Numerous studies have shown that trees growing in water-scarce areas have smaller LA (Bryukhanova and Fonti, 2013; Pellizzari et al., 2016; Pacheco et al., 2018) and thinner CWT (Pellizzari et al., 2016). However, several other studies have shown the opposite (Eilmann et al., 2011; Dario et al., 2013). These apparently contrasting results demonstrate that the response of trees to drought is complex, and the obtained findings should be treated with caution, considering other complementary data. Declining tree showed a decrease in LA and CWT after 2009 (when droughts were more frequent and severe). A decrease in CWT was also observed for healthy trees, but it was not statistically significant (p > 0.05). The decrease of LA (and so potential hydraulic conductivity, which is strongly dependent on the vessel size) in the case of the declining group highlights the role of the hydraulic conditions of the trees in the decline phenomenon (Fig. 4A). Differences in the anatomical structure of healthy and declining trees (affected by drought) are also reported by other studies (Pacheco et al., 2016, 2018; Pellizzari et al., 2016; Puchi et al., 2021; Niccoli et al., 2023). Pellizzari (2016), similarly to us, observed a decrease in LA in declining trees compared with healthy trees. The author justified this difference with genetic predisposition factors, as the changes were observed several decades before the droughts that caused extinction and mortality. This hypothesis is in accordance with our results, since a decrease in the LA of a declining tree was observed at least 5 years before the severe drought in 2015 (Fig. 6). Further confirmation is found in the fact that we observed similar changes in the case of CWT.
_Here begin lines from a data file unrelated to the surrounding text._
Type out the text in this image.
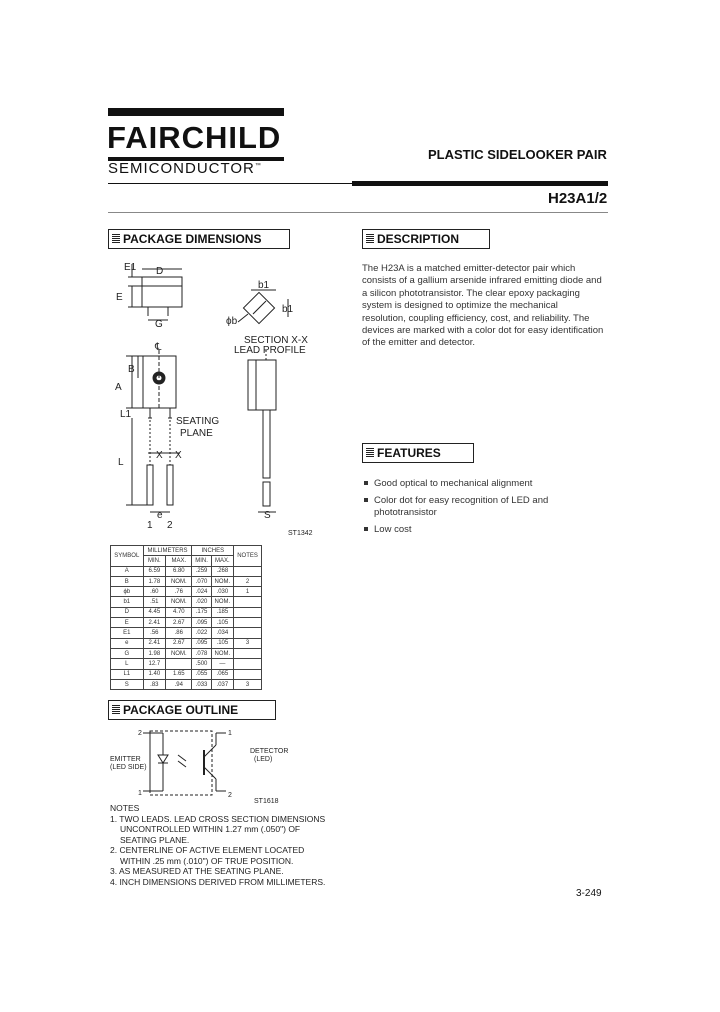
FAIRCHILD
SEMICONDUCTOR™
PLASTIC SIDELOOKER PAIR
H23A1/2
PACKAGE DIMENSIONS	DESCRIPTION
FEATURES
PACKAGE OUTLINE
The H23A is a matched emitter-detector pair which
consists of a gallium arsenide infrared emitting diode and
a silicon phototransistor. The clear epoxy packaging
system is designed to optimize the mechanical
resolution, coupling efficiency, cost, and reliability. The
devices are marked with a color dot for easy identification
of the emitter and detector.
Good optical to mechanical alignment
Color dot for easy recognition of LED and
phototransistor
Low cost
E1 D
E
G
b1
b1
ϕb
SECTION X-X
LEAD PROFILE
℄
A
B
L1
L
X X
SEATING
PLANE
e
1 2
S
ST1342
SYMBOL	MILLIMETERS		INCHES		NOTES
	MIN.	MAX.	MIN.	MAX.	
A	6.59	6.80	.259	.268	
B	1.78	NOM.	.070	NOM.	2
ϕb	.60	.76	.024	.030	1
b1	.51	NOM.	.020	NOM.	
D	4.45	4.70	.175	.185	
E	2.41	2.67	.095	.105	
E1	.56	.86	.022	.034	
e	2.41	2.67	.095	.105	3
G	1.98	NOM.	.078	NOM.	
L	12.7		.500	—	
L1	1.40	1.65	.055	.065	
S	.83	.94	.033	.037	3
2
1
1
2
EMITTER
(LED SIDE)
DETECTOR
(LED)
ST1618
NOTES
1. TWO LEADS. LEAD CROSS SECTION DIMENSIONS
UNCONTROLLED WITHIN 1.27 mm (.050") OF
SEATING PLANE.
2. CENTERLINE OF ACTIVE ELEMENT LOCATED
WITHIN .25 mm (.010") OF TRUE POSITION.
3. AS MEASURED AT THE SEATING PLANE.
4. INCH DIMENSIONS DERIVED FROM MILLIMETERS.
3-249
Our research shows that dendrochronology and quantitative wood anatomy analysis are useful tools for identifying differences in the structure and sensitivity of healthy and declining trees. All observed changes (in RWI, LA, CWT) occurred in trees several years before they were exposed to the stress factor (serious drought in 2015). This leads to the hypothesis that declining trees were genetically predisposed to greater susceptibility to vulnerability in case of unfavourable conditions. Conducting similar analyses on healthy trees could allow to identify early warning signals of weaker trees and take preventive silvicultural measures to reduce mortality in forests (Bunn, 2010).